Investors punish Amazon again
After posting widening losses, Amazon has taken a pounding on Wall St, raising doubts that investors will support CEO, Jeff Bezos’ strategy of putting investment ahead of profit.
The shares tumbled 8.3 per cent on Friday to close the week at $287.06, having slid some 28 per cent from highs earlier this year.
Amazon said on Thursday its loss in the last quarter widened to $US437 million ($A472.82 million) after a series of product launches including new phones, tablets and television programs.
The news from the online retail giant, which is known for keeping profit margins low as it grabs market share nonetheless stunned many.
“Frustration with Amazon is reaching peak levels,” said Deutsche Bank analyst, Ross Sandler.
“We are struggling to identify a catalyst to break the negative momentum.”
The loss in the third quarter was worse than anticipated, and far worse than the $US41 million deficit in the same period a year earlier.

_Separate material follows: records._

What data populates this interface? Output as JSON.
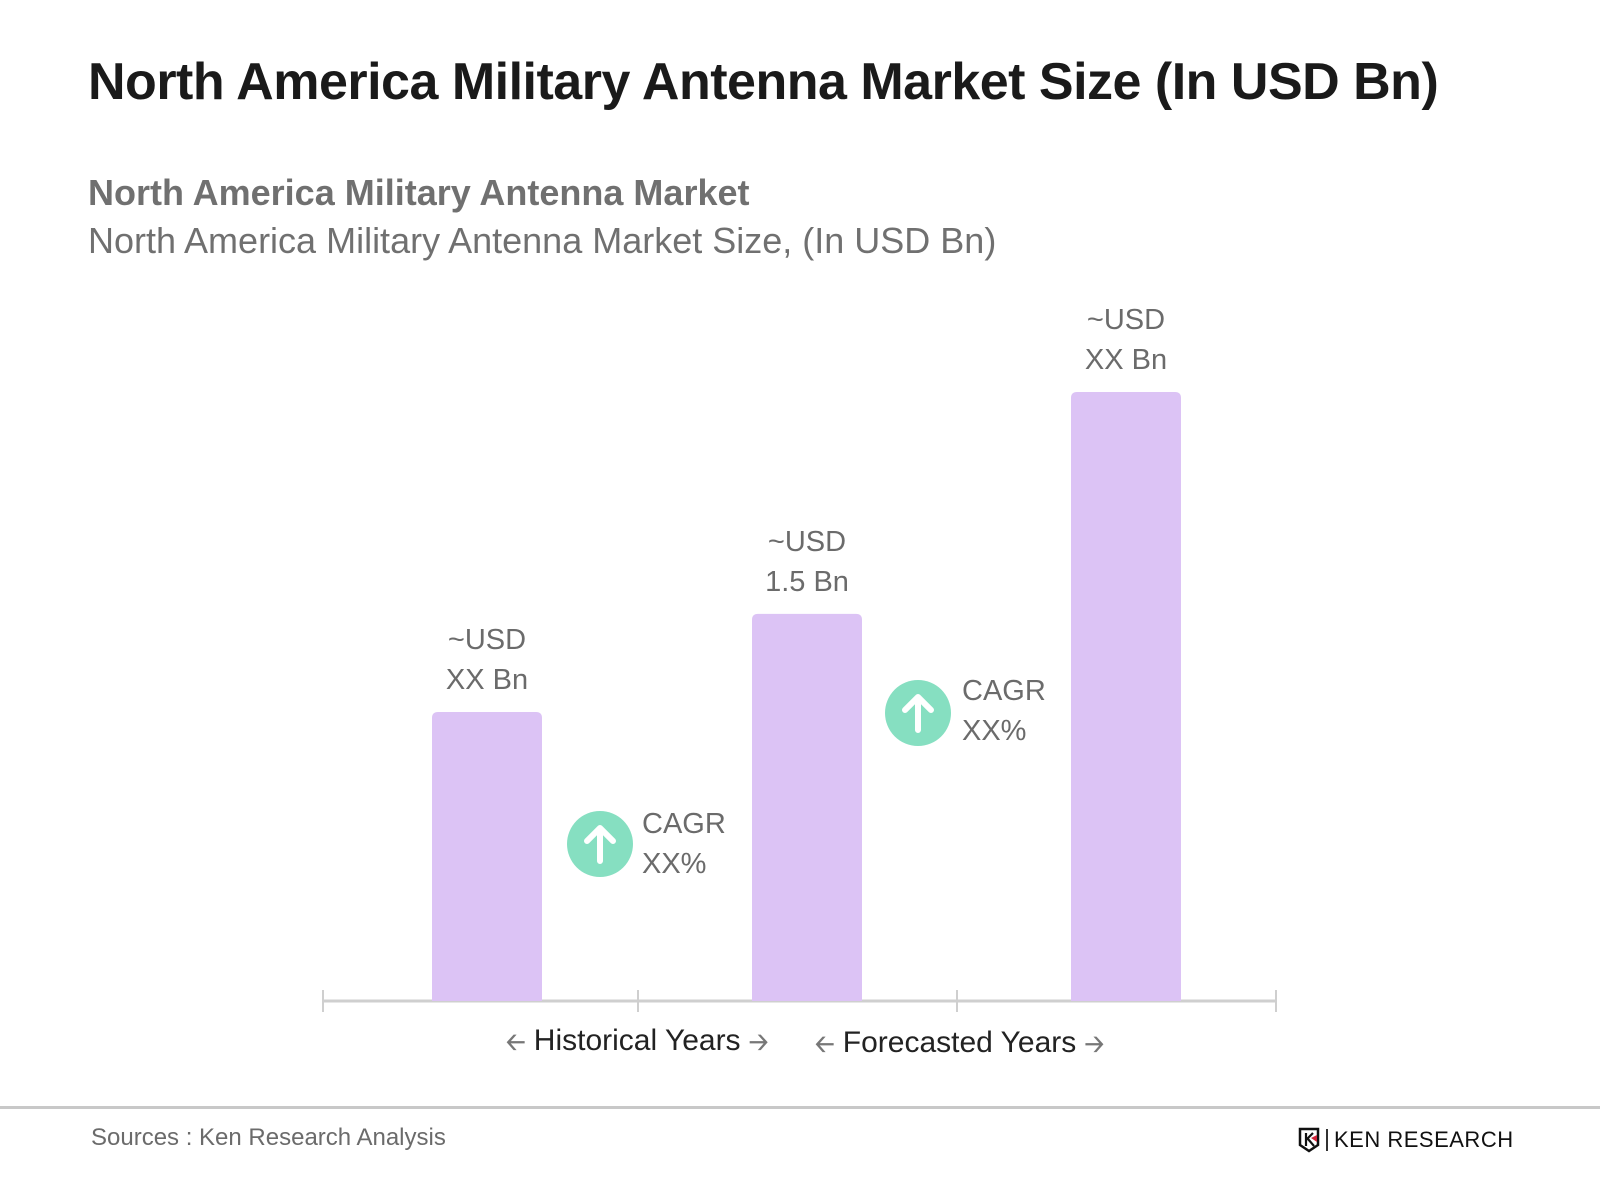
{
  "title": "North America Military Antenna Market Size (In USD Bn)",
  "subtitle": "North America Military Antenna Market",
  "subtitle2": "North America Military Antenna Market Size, (In USD Bn)",
  "chart_data": {
    "type": "bar",
    "categories": [
      "",
      "",
      ""
    ],
    "values": [
      1.12,
      1.5,
      2.36
    ],
    "data_labels": [
      {
        "line1": "~USD",
        "line2": "XX Bn"
      },
      {
        "line1": "~USD",
        "line2": "1.5 Bn"
      },
      {
        "line1": "~USD",
        "line2": "XX Bn"
      }
    ],
    "bar_color": "#dcc3f5",
    "cagr": [
      {
        "label": "CAGR",
        "value": "XX%"
      },
      {
        "label": "CAGR",
        "value": "XX%"
      }
    ],
    "cagr_color": "#86dfc1",
    "x_groups": [
      "Historical Years",
      "Forecasted Years"
    ],
    "ylim": [
      0,
      2.6
    ],
    "grid": false
  },
  "footer": {
    "sources": "Sources : Ken Research Analysis",
    "logo": "KEN RESEARCH"
  }
}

The loss came even as net sales increased 20 per cent from a year ago to $US20.58 billion in the quarter.
“We see further downside risk to the stock,” said Barclays analyst, Paul Vogel.

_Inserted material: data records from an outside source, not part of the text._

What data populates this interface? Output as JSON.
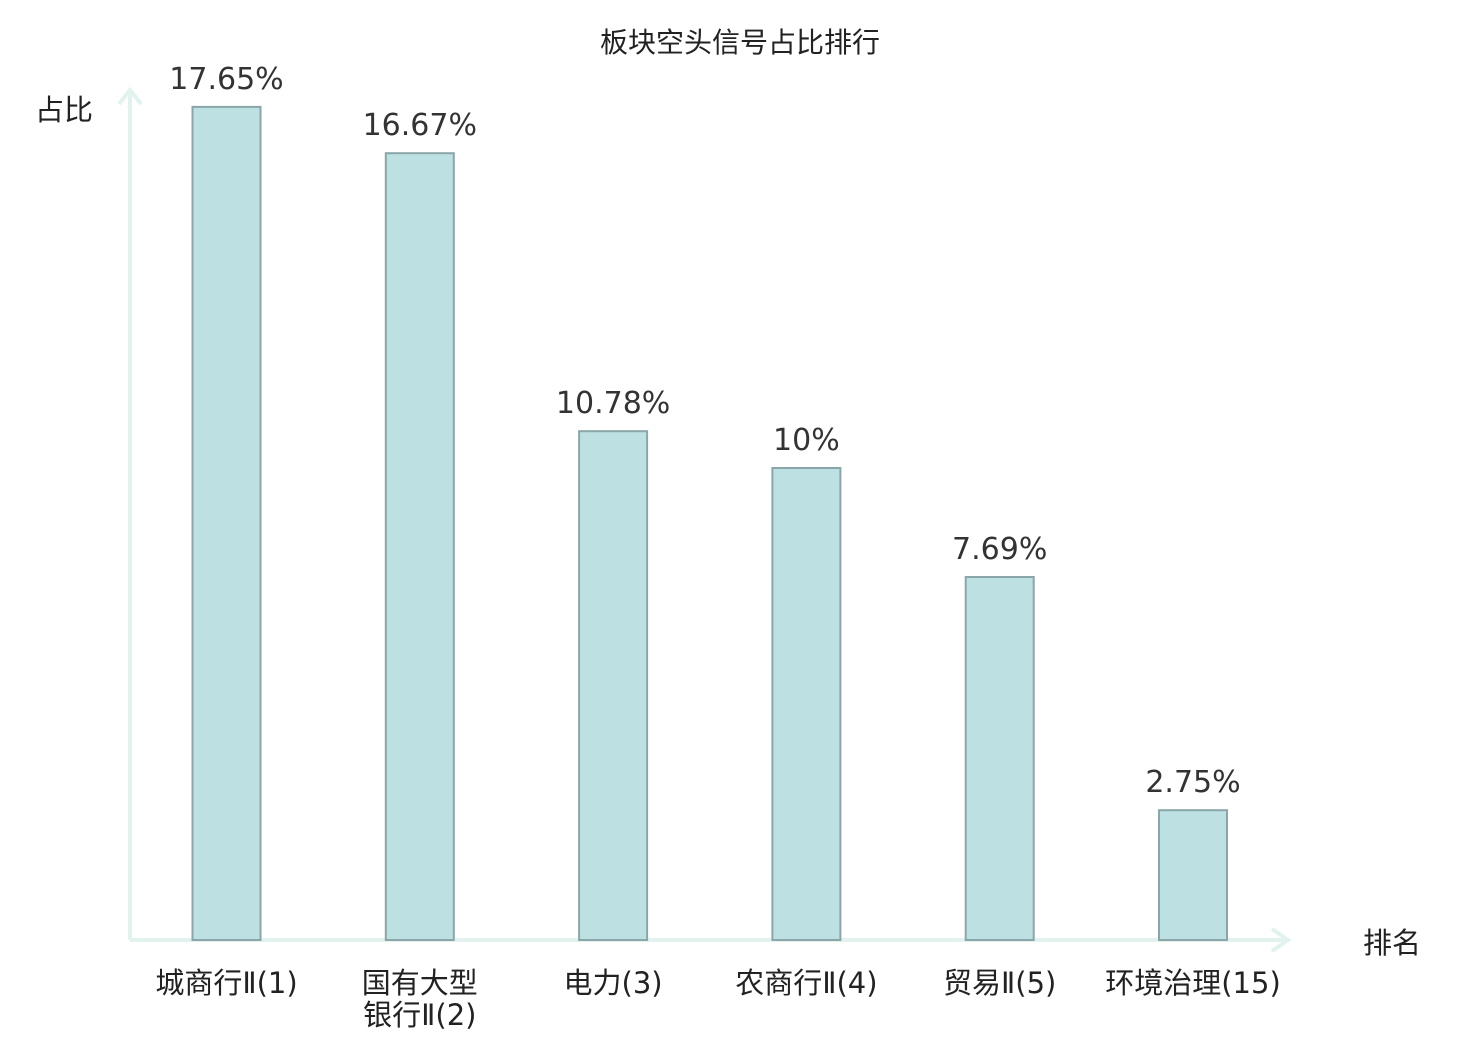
{
  "chart_data": {
    "type": "bar",
    "title": "板块空头信号占比排行",
    "ylabel": "占比",
    "xlabel": "排名",
    "ylim": [
      0,
      18
    ],
    "grid": false,
    "categories": [
      [
        "城商行Ⅱ(1)"
      ],
      [
        "国有大型",
        "银行Ⅱ(2)"
      ],
      [
        "电力(3)"
      ],
      [
        "农商行Ⅱ(4)"
      ],
      [
        "贸易Ⅱ(5)"
      ],
      [
        "环境治理(15)"
      ]
    ],
    "values": [
      17.65,
      16.67,
      10.78,
      10,
      7.69,
      2.75
    ],
    "value_labels": [
      "17.65%",
      "16.67%",
      "10.78%",
      "10%",
      "7.69%",
      "2.75%"
    ],
    "highlight_index": 5
  },
  "colors": {
    "bar_fill": "#bde0e2",
    "bar_stroke": "#8aa6a8",
    "axis": "#e2f2ef",
    "highlight_text": "#e01010",
    "text": "#222222"
  }
}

Vogel said Amazon’s aggressive spending and soft growth outlook “may be too much for everyone but the most patient of investors”.
Shilpa Rosenberry, analyst at the research firm Daymon Worldwide, said Amazon is facing challenges at it tries to expand globally and goes up against new challengers like China’s Alibaba.
“While they’re scaling fast internationally they’re very challenged, especially as they’re entering emerging markets where competitors like Alibaba have an advantage,” she said.
The US holiday season will test Amazon because “traditional brick and mortar retailers are stepping up,” she said, warning that rivals like Target will offer free shipping without minimums.